Many countries in the Global South (China, India, and Brazil to name a few) have enjoyed a period of unprecedented growth and prosperity as a result of three decades of globalization anchored by the GFA. Nevertheless, challenges to the current GFA were inevitable, given the rise of the economic and financial power of the so-called Global South, led by countries like China, India, Brazil,  Saudi Arabia and South Africa. 

In addition, other forces were at play.
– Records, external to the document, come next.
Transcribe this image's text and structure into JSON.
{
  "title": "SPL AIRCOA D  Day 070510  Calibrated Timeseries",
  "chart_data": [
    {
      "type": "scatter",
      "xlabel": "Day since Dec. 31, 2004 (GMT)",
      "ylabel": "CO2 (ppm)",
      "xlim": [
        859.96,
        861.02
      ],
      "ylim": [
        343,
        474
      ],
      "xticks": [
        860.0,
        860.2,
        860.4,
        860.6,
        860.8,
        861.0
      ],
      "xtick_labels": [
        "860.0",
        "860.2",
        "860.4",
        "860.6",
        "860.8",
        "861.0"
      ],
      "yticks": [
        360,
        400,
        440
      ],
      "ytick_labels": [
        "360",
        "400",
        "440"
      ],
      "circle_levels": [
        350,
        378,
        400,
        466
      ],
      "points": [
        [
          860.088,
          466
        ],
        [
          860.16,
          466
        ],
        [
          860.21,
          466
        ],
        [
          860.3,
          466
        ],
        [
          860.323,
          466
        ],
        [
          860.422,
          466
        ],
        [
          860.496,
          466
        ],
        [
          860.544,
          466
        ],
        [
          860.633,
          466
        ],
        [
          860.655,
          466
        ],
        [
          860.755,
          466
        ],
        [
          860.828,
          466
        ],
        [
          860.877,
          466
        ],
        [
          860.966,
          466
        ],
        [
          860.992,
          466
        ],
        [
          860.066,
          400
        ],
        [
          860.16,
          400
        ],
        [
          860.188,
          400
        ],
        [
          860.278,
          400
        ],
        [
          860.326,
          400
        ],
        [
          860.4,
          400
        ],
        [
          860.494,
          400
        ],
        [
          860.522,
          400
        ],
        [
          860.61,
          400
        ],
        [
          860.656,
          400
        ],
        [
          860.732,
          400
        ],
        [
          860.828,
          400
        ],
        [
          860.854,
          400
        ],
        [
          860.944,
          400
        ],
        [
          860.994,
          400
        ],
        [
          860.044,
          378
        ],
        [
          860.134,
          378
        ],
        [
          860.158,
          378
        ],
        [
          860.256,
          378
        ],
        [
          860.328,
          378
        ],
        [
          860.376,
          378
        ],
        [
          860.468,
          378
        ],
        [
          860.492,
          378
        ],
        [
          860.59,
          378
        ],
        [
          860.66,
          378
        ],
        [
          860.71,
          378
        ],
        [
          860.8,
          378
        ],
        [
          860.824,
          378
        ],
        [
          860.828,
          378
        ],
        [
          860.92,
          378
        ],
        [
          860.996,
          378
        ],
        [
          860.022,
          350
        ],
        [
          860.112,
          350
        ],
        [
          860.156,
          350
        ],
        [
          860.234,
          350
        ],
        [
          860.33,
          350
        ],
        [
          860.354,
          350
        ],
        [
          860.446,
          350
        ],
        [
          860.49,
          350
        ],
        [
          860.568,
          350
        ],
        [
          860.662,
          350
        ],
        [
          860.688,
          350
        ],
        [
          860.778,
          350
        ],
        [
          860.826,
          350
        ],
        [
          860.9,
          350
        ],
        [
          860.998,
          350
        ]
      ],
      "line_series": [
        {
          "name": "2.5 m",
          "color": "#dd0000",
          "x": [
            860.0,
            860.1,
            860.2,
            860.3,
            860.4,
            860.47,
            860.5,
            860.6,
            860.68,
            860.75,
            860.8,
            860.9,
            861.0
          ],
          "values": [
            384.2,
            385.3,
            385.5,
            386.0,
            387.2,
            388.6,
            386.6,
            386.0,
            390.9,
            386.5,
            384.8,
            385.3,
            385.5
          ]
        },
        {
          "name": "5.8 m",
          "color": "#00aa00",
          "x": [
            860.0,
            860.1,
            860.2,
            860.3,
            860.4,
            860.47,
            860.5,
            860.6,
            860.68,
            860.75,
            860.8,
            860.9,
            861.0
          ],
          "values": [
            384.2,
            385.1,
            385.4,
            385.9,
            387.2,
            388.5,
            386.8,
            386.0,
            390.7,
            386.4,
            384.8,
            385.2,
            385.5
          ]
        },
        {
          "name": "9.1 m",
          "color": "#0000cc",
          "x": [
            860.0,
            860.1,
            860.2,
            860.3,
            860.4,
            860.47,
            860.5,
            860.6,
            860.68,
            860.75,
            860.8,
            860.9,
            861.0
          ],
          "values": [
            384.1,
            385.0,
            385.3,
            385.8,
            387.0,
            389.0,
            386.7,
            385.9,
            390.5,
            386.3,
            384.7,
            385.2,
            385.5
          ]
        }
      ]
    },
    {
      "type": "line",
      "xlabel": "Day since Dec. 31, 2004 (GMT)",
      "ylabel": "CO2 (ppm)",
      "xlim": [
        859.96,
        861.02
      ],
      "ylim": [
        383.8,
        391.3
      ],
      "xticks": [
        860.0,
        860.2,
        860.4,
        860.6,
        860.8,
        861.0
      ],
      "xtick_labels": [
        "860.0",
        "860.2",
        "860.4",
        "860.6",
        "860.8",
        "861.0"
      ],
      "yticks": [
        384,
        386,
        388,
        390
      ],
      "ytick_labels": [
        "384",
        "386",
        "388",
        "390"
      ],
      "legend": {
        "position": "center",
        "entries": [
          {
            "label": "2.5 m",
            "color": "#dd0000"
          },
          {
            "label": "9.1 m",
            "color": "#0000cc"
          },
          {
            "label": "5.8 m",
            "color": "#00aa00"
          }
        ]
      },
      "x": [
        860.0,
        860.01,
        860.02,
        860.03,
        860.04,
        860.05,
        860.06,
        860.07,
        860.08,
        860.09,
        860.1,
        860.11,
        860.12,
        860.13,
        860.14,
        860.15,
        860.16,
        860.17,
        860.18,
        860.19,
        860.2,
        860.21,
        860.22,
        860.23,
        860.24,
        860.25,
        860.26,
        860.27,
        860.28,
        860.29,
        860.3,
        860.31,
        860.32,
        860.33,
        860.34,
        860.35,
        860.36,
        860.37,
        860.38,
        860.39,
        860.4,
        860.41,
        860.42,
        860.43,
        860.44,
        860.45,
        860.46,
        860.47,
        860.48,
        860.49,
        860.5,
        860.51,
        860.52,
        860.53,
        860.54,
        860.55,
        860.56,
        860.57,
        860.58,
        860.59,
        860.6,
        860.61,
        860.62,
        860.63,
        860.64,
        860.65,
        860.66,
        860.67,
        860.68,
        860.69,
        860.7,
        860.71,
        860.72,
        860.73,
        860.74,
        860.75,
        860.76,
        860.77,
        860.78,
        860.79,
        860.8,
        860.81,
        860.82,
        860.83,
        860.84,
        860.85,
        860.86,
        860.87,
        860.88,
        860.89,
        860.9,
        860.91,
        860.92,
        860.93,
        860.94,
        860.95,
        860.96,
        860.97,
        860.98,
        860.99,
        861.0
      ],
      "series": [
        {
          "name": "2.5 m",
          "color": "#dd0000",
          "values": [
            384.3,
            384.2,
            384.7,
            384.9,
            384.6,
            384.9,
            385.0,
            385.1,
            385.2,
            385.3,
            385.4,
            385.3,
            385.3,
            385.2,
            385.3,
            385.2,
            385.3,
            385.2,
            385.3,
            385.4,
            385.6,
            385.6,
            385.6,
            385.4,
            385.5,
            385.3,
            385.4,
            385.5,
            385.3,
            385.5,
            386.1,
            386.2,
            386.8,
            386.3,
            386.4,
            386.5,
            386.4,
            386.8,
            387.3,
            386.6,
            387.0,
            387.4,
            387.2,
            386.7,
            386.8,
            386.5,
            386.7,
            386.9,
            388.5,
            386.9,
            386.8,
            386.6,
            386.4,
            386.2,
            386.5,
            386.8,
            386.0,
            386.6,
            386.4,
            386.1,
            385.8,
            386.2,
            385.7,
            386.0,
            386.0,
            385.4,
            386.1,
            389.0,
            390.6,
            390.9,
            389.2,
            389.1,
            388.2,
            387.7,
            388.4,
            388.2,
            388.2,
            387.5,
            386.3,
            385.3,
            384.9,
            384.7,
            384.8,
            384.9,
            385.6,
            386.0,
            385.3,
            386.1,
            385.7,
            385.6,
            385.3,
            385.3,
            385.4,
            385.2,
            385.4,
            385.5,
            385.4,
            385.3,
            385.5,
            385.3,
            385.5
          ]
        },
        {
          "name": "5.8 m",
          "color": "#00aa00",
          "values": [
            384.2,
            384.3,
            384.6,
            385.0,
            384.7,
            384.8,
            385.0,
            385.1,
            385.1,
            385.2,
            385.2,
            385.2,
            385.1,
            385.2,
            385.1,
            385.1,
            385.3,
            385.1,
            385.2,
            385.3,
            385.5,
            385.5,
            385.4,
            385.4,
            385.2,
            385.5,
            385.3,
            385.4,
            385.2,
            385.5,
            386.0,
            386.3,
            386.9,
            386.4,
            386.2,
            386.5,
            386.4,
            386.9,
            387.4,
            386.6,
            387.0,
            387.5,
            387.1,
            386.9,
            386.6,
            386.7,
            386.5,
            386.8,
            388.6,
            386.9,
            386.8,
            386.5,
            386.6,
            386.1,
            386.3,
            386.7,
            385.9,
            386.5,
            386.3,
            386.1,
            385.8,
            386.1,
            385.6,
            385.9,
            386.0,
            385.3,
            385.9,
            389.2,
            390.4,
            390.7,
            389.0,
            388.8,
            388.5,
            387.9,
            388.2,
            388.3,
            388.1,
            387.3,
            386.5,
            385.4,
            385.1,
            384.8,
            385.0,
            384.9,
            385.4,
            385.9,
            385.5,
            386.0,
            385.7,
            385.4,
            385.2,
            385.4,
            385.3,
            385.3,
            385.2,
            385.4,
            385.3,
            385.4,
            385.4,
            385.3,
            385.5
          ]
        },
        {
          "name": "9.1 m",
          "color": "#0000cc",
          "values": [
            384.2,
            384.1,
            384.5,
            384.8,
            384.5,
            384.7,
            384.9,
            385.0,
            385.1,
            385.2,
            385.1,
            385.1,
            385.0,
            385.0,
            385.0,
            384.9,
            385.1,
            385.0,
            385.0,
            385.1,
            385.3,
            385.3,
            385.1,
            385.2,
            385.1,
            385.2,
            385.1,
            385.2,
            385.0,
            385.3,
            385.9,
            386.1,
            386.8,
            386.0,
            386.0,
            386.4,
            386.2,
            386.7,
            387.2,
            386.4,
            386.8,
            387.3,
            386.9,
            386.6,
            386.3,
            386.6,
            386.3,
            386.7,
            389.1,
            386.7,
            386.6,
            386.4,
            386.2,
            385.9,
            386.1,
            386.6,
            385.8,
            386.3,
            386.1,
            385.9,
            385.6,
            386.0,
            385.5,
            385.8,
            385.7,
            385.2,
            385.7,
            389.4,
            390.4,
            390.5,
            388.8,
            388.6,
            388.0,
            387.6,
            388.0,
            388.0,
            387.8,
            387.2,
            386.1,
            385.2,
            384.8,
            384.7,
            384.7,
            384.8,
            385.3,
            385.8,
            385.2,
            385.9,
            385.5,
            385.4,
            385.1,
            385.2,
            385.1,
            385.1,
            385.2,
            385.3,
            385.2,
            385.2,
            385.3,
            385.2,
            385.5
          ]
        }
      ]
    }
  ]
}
First, there was a largely justified resentment of the  increased and widespread use of economic and financial sanctions by the United States and its control over the dollar payments flows.  Second, emerging markets chafed under the conditionality of Western bilateral and multilateral financial assistance.  Third, the 2008 global financial crisis, which called in question the neo-liberal economic model ad led to calls for alternatives to the globalized/neo-liberal economic model.  The so-called “decoupling” accelerated during and in the aftermath of the COVID pandemic, fueled by the US-China rivalry and the broader schism between the Global North and the Global South.

These developments reflect the deepening chasm between the United States and China, but more broadly the increased disaffection of the so-called Global South from the Global North and the Western-dominated set of rules and institutions, institutions that seem to have failed to respond to the financial needs of the heavily indebted emerging market countries. 

The development of an alternative and rival global financial architecture (GFA 2.0) has naturally evolved around China, the number two global economy and the global superpower, as yet another instrument to challenge the primacy of the United States.  The building blocs of the GFA 2.0 have been a set of bilateral and multilateral financial and economic cooperation institutions set up in the past two decades.  In addition, the GFA 2.0 is feeding on the internationalization of the Chinese yuan (or RMB).  The main elements of the GFA 2.0 are as follows: China’s Belt and Road Initiative (BRI), the BRICS Framework, and the new multilateral development banks.

Yet, the emergence of the GFA 2.0 is in its early stages and its institutions have a yet to evolve into meaningful global players, for two main reasons.  First, many of the players (including China) are deeply integrated in the global economy, in particular with the United States and the European Union (EU),  and are important players in the GFA 1.0.  Second, the new financial institutions are ultimately bound by the same economic and financial constraints, and are far from being the magical instruments to free the Global South from Western domination. Furthermore, the major players represent widely different economic and political systems, with little in common beyond trade and investment. Finally, the commanding role played by China in these new institutions and financial flows can create the justified perception that they serve as instruments for Chinese domination in a bi-polar world.

Where will these trends lead us? In the best case, as mentioned before, GFA 2.0 can go beyond being a vehicle for challenging the  Global North. Cooperation between the two and become a vehicle for facing the major challenges facing the world, including climate change, emerging market financial burdens and financial and monetary policies. In the worst case,  it can exacerbate the North-South divisions and accelerate the global decoupling process.